Until then, countries such as Spain and Italy had seen their borrowing costs — reflected in the interest rates on bonds they sell — rise to unmanageable levels. Investors were worried the two countries could soon get to a point where they couldn't afford to handle their finances and be pushed into asking for a bailout, which had already happened with Greece, Ireland and Portugal. The worry is that Spain and Italy are too big to bail out. If those countries fail to pay their debts on time, it could spark a financial crisis that could see the eurozone break up, spreading turmoil throughout the global economy.
Here is a look at what Draghi and the ECB have been working on and what to look out for today:
BOND-BUYING STRATEGIES: By buying bonds on the open market — Draghi has said the ECB will target short bonds such as those with maturities of one, two or three years — the ECB can drive up the prices for a country's bonds. That brings down their interest rate — or yield — and makes it less expensive for countries to borrow money. The ECB theoretically has no limit on the money it can use for its bond-buying plan. As a central bank, it can "print money" to pay for the bonds by simply adding to banks' reserve accounts.
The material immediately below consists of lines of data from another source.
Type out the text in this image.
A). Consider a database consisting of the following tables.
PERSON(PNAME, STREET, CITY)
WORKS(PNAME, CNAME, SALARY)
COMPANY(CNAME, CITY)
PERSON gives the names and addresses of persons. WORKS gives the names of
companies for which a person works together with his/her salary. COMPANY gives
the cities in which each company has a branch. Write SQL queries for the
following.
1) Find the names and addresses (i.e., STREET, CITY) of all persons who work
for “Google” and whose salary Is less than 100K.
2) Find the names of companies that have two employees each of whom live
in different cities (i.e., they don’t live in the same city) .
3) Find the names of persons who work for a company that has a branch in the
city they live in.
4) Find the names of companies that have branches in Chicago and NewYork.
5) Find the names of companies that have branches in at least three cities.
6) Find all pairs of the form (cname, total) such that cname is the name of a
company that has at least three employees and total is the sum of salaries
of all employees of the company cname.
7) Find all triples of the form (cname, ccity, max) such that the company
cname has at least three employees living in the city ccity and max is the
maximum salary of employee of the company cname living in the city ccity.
How much it spends on bonds sends a message to the markets. Too much and it could be criticized for violating the EU treaty provision that forbids it from financing governments directly. Too little and investors think that ECB is only half-heartedly attempting to solve the eurozone's problems.
Analysts think the ECB will avoid an option suggested by some: setting a firm interest rate ceiling. Once a country's yields hit a certain point, it would step in and buy the bonds. That would send a clear signal to markets but would also tie the bank's hands, forcing it to defend that red line or lose credibility.
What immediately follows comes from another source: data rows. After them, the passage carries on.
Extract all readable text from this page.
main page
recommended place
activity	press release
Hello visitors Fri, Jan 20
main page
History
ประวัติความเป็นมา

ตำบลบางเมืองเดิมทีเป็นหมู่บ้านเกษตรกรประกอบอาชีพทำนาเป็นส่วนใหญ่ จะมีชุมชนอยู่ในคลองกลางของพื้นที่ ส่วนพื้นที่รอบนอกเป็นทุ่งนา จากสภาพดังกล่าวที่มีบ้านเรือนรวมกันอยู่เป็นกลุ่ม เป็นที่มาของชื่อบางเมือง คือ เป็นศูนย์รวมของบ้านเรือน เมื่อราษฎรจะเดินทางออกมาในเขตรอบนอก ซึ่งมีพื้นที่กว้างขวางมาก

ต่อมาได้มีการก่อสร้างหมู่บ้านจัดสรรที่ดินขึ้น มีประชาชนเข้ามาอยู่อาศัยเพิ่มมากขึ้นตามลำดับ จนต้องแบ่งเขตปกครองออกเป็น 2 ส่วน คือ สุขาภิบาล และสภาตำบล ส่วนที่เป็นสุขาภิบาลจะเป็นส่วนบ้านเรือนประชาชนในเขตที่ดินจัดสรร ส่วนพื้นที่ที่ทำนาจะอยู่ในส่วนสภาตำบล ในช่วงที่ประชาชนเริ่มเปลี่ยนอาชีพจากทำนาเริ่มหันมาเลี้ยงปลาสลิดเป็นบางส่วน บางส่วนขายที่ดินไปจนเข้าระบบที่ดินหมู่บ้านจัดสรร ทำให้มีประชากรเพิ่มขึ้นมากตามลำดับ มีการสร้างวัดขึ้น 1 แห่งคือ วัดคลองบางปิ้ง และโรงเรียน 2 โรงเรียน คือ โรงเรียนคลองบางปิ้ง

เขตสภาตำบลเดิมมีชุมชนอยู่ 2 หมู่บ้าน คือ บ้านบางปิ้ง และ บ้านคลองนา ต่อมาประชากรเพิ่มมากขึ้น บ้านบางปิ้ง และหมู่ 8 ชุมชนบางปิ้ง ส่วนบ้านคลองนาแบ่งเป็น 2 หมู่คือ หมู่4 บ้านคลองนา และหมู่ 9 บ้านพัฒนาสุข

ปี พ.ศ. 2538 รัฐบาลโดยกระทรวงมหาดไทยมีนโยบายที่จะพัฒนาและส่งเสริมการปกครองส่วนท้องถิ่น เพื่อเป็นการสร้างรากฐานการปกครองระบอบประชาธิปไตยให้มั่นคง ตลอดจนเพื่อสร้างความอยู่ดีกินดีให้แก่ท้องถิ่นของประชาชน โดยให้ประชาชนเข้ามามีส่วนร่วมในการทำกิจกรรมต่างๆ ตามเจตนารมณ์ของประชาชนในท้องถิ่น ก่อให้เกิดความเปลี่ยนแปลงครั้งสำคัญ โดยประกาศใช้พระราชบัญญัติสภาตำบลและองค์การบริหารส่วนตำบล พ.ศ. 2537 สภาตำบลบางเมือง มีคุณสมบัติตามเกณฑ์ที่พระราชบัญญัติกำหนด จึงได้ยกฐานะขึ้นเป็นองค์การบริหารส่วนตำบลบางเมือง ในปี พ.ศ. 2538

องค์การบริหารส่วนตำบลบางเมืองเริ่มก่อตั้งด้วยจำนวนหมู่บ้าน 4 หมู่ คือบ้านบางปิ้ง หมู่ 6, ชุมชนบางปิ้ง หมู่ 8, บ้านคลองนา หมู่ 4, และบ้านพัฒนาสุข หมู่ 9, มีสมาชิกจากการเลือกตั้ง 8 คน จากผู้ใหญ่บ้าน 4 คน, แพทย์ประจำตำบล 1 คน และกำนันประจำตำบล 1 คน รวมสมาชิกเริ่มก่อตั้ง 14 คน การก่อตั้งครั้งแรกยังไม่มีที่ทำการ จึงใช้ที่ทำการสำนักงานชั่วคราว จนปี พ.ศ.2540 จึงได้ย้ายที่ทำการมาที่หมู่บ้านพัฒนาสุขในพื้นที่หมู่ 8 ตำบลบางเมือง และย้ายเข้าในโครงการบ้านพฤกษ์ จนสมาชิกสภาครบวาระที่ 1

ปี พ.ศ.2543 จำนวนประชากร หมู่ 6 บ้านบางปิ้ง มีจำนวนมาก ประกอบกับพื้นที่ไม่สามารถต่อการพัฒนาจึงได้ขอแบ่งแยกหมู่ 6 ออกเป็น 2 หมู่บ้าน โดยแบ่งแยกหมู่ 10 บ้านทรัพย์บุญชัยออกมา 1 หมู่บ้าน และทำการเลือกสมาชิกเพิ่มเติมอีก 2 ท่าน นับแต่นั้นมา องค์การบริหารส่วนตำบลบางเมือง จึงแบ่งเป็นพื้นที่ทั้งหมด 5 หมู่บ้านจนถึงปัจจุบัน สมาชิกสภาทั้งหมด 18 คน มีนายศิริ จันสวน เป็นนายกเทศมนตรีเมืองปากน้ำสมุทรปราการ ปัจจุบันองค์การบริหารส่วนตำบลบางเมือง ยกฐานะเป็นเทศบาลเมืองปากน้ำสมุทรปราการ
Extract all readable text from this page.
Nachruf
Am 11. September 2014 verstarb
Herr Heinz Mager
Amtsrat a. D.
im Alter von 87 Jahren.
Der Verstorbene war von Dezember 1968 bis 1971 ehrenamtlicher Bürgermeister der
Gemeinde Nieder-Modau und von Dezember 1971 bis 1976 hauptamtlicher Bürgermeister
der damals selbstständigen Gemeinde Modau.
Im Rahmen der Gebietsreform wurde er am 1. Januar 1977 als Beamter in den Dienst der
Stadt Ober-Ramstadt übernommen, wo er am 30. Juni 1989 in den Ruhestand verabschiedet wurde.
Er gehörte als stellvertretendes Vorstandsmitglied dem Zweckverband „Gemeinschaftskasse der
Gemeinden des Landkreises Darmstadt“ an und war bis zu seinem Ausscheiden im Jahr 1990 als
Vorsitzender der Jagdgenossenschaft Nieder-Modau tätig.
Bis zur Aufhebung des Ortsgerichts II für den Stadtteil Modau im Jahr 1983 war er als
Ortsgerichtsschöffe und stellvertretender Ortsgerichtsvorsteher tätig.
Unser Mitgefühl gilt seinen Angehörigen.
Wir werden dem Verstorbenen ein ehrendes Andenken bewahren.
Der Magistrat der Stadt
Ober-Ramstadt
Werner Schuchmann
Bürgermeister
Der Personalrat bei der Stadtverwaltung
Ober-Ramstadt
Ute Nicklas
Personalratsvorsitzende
POTENTIAL PITFALLS: Draghi has to make sure that the ECB's 23-member governing council is on his side. The bond plan still needs to be passed at the bank's policy-setting meeting by a majority, although but a broad consensus would be preferred. One voice critical of the bond plan belongs to Germany's central Bundesbank — an influential member of the council because of the size of Germany's financial commitment to the eurozone. Its head, Jens Weidmann, has warned that governments could become addicted to the help and avoid making unpopular spending cuts and tax increases to get their debts under control.
"Everyone loves a generous central banker. … There's a tight balancing act here, in which the ECB should provide a safety net, but not give too much away for free," Rabobank analyst Jan Lambregts wrote in a note to investors.
WHAT TO EXPECT TODAY: The only thing that's certain is that analysts and politicians will pore over every word uttered by Draghi.
Rather than giving detailed plans about how the ECB is ready to start bond buying, Draghi is more likely give politicians another stern warning that they'll have to abide by strict conditions if they want help. The pressure will be put back on leaders such as Spain's Prime Minister Mariano Rajoy and Italy's Premier Mario Monti to act first. Only after governments have applied to the eurozone's emergency bailout funds for help will the ECB get going with its bond buying.